ちょっと自慢気なウチを見て、円香ちゃんがお姉さんのような笑顔を見せた。
「ふふ。恋歌ちゃん、嬉しそうだね」
「うん、嬉しい。……ありがとう、円香ちゃん。ウチと……十夜を誘ってくれて」
「気にしないで。常澄くんなら、絶対私たちのグループでも仲良くできるって確信して呼んだんだし」
そう……かな? 十夜って人見知りではないけど、ウチに負けず劣らずの陰キャなんだよね。

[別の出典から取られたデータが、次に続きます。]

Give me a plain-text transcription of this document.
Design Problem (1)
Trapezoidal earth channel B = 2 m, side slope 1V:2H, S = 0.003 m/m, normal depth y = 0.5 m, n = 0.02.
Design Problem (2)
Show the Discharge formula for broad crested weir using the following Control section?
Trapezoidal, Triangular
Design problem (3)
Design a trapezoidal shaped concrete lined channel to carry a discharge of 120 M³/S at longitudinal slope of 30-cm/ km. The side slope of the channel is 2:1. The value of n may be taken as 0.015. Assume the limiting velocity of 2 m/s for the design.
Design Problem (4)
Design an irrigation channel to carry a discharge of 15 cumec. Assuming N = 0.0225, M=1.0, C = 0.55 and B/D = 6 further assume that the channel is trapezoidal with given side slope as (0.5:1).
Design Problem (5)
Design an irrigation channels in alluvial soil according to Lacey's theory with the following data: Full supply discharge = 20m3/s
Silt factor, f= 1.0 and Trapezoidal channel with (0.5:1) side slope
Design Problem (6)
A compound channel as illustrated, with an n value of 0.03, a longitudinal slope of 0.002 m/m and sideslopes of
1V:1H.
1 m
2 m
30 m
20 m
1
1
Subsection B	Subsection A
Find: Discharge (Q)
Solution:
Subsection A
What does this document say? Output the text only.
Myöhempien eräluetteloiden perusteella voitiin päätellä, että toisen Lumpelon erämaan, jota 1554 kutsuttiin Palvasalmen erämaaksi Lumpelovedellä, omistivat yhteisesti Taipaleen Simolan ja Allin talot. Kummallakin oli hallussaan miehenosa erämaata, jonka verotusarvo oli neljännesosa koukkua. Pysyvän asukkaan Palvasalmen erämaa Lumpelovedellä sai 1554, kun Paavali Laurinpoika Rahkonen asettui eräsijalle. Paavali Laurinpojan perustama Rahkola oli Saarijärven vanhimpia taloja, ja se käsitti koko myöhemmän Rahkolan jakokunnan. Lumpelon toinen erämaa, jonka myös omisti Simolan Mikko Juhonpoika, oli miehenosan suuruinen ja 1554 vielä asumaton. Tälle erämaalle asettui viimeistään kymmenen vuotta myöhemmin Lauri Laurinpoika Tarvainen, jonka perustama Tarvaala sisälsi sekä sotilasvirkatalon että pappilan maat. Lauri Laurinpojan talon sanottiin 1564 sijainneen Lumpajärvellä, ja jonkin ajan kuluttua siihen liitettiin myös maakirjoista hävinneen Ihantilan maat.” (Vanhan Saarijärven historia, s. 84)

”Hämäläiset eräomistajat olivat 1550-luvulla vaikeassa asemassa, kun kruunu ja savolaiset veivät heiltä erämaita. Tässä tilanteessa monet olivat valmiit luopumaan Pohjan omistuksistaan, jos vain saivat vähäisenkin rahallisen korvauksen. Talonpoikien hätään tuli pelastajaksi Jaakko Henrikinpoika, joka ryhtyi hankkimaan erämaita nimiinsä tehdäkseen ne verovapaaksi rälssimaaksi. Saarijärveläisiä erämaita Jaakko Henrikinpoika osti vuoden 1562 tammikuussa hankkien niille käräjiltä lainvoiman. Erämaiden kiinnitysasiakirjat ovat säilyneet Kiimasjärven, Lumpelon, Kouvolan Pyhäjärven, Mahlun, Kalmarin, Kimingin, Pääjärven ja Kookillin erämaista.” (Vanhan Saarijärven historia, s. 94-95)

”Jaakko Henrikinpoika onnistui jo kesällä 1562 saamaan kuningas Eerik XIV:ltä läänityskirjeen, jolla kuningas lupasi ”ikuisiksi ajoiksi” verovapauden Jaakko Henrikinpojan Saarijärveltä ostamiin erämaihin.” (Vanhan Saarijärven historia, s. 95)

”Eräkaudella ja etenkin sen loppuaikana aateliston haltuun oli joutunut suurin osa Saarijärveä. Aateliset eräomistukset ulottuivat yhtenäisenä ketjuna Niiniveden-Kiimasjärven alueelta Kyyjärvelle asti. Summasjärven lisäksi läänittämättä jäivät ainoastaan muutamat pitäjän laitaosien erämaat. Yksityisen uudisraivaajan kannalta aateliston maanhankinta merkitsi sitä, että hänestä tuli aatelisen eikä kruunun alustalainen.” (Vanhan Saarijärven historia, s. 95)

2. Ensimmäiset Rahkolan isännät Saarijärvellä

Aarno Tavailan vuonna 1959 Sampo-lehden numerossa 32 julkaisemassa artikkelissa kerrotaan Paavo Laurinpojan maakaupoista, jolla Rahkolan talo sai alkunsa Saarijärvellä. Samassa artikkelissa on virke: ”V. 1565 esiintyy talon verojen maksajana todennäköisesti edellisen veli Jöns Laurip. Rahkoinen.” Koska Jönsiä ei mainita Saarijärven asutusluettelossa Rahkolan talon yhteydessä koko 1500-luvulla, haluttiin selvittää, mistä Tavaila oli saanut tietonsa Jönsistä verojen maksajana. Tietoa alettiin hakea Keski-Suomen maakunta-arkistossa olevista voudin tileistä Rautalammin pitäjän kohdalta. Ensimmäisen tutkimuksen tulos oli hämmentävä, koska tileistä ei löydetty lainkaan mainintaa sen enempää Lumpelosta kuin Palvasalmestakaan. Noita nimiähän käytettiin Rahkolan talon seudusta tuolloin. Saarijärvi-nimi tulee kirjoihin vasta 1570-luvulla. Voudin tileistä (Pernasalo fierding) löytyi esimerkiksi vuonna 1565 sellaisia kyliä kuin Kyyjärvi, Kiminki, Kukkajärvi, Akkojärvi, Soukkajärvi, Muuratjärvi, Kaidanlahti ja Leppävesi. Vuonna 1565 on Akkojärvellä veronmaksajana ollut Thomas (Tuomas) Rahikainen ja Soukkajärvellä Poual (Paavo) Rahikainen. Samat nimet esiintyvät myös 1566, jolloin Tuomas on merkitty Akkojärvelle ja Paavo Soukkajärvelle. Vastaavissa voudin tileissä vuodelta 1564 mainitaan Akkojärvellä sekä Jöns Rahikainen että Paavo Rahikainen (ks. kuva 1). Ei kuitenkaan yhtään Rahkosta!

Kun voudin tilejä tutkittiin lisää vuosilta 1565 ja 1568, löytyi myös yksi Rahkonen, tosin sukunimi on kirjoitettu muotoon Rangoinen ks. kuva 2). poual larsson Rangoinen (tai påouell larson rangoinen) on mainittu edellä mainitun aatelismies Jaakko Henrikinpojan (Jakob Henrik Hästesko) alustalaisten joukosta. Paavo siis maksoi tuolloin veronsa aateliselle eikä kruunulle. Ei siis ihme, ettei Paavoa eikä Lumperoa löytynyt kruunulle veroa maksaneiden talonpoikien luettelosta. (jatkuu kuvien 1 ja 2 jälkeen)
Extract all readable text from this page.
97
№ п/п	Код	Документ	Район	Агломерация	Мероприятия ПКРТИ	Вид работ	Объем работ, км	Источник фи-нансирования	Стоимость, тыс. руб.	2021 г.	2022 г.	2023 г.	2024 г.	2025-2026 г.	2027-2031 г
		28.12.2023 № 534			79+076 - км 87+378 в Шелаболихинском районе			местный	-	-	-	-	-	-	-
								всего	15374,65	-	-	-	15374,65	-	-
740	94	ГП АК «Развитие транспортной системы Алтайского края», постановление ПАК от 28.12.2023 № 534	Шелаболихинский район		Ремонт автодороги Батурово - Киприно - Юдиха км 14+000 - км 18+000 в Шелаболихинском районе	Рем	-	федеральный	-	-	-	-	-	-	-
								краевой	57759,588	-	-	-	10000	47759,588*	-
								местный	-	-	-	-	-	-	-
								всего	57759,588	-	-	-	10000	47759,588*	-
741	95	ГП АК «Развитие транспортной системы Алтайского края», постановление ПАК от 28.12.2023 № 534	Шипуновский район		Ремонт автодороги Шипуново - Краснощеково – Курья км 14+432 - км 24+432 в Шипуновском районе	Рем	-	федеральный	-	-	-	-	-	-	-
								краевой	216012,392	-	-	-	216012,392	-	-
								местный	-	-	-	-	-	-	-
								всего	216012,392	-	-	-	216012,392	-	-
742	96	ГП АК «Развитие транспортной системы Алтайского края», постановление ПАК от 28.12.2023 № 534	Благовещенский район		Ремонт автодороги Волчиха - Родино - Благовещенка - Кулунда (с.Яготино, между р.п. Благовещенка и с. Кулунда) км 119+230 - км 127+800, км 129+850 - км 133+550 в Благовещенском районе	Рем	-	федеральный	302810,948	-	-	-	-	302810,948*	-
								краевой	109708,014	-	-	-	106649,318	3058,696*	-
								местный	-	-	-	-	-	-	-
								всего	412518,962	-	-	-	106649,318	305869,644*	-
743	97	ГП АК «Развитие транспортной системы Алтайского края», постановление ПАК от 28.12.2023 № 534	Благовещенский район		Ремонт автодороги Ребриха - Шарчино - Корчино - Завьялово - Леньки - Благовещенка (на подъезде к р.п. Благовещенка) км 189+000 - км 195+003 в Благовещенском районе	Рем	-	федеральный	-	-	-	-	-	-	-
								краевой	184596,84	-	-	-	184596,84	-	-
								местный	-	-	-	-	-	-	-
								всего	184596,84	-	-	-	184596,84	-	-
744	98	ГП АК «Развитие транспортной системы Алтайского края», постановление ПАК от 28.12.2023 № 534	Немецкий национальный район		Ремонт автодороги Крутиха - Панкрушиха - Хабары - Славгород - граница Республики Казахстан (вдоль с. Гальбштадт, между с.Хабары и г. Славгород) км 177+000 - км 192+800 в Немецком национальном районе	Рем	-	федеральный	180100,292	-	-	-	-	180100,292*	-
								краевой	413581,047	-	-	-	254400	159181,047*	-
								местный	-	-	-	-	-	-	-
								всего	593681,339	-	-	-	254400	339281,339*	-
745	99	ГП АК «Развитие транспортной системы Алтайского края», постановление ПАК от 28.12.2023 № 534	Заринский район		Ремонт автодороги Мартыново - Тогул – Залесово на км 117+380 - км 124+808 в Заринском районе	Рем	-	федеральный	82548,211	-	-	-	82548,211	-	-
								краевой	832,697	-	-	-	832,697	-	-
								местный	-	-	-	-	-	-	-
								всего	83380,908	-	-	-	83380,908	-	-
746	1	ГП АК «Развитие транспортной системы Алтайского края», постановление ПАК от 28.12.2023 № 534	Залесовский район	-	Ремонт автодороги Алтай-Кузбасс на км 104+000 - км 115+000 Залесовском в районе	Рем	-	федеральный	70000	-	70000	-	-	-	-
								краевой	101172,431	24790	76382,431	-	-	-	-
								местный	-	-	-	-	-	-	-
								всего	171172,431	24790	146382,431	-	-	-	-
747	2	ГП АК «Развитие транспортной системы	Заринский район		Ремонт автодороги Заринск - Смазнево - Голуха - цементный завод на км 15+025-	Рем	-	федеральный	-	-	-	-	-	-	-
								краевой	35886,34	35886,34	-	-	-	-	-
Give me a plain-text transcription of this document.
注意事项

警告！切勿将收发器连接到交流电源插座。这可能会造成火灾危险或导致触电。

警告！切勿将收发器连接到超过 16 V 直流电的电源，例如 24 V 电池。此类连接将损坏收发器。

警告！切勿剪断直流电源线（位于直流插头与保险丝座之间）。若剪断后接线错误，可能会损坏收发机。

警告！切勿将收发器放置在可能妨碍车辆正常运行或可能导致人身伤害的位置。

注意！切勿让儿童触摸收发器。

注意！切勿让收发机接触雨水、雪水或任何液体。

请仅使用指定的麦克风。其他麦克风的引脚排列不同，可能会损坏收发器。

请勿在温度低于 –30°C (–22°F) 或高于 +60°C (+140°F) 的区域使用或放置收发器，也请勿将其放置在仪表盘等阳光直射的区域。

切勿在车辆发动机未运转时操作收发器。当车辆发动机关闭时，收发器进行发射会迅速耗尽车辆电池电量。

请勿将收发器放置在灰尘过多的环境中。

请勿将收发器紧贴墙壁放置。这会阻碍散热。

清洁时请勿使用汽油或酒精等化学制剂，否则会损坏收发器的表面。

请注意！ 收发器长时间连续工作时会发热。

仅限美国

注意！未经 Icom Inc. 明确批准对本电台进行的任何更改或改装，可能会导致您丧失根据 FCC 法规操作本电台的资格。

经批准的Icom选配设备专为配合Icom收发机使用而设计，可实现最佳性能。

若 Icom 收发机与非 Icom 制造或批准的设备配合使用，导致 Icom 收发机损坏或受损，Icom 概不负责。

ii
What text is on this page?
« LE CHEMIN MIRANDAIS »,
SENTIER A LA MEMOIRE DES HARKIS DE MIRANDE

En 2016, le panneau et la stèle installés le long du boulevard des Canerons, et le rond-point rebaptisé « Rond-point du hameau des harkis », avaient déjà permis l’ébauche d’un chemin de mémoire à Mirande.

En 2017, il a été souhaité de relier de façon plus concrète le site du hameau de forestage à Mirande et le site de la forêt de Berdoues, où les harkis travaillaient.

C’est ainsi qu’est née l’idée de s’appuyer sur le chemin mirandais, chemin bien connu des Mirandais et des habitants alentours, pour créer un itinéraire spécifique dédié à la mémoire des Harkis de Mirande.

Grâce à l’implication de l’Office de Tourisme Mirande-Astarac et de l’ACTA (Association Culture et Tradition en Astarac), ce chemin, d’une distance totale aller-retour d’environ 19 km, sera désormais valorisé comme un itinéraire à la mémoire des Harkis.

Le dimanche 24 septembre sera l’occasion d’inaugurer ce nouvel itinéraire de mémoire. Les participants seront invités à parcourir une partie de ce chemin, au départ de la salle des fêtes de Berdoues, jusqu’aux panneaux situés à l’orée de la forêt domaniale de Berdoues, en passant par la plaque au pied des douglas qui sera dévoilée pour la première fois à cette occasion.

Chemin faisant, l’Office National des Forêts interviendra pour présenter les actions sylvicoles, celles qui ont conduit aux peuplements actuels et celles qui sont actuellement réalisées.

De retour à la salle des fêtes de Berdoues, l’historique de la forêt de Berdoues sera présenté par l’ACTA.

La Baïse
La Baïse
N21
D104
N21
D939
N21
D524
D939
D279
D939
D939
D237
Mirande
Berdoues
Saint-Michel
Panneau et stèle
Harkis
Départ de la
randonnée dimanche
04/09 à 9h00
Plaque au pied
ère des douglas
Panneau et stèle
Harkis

まあ、十夜の優しさがみんなに知ってもらえて嬉しいのは間違いない。
久我くんと柚姫ちゃんに教えてもらいながら、シュートに四苦八苦している十夜を見る。
十夜があんなに人に囲まれてるの、初めて見たかも。
「恋歌はバスケやらないの?」
「ウチ、バスケって苦手なんだよね。というか、ジャンプする系は全部苦手。動きすぎると痛いし、ちぎれそうになるし」
「…………」
「だからスポブラを付けないとできないの。今日は持ってないし……あと、揺れないスポーツが好きかな」
「…………」
「……智琉ちゃん?」
「……ソウネ」
え、なんで急によそよそしく……!?
う、ウチ、変なこと言っちゃったかな……?
「恋歌ちゃん、あまり弱者をいじめちゃダメだよ」
「ま、円香ちゃん……? 弱者って……?」
「私たちと、智琉は住む世界が違うの」
「…………あ」
「ね?」
「円香、あとでお説教ね」
「ごめんなさい」
智琉ちゃんの怖い笑顔に、円香ちゃんが直角で謝る。
そうだね。うん、そうだね、今のは怖いね……。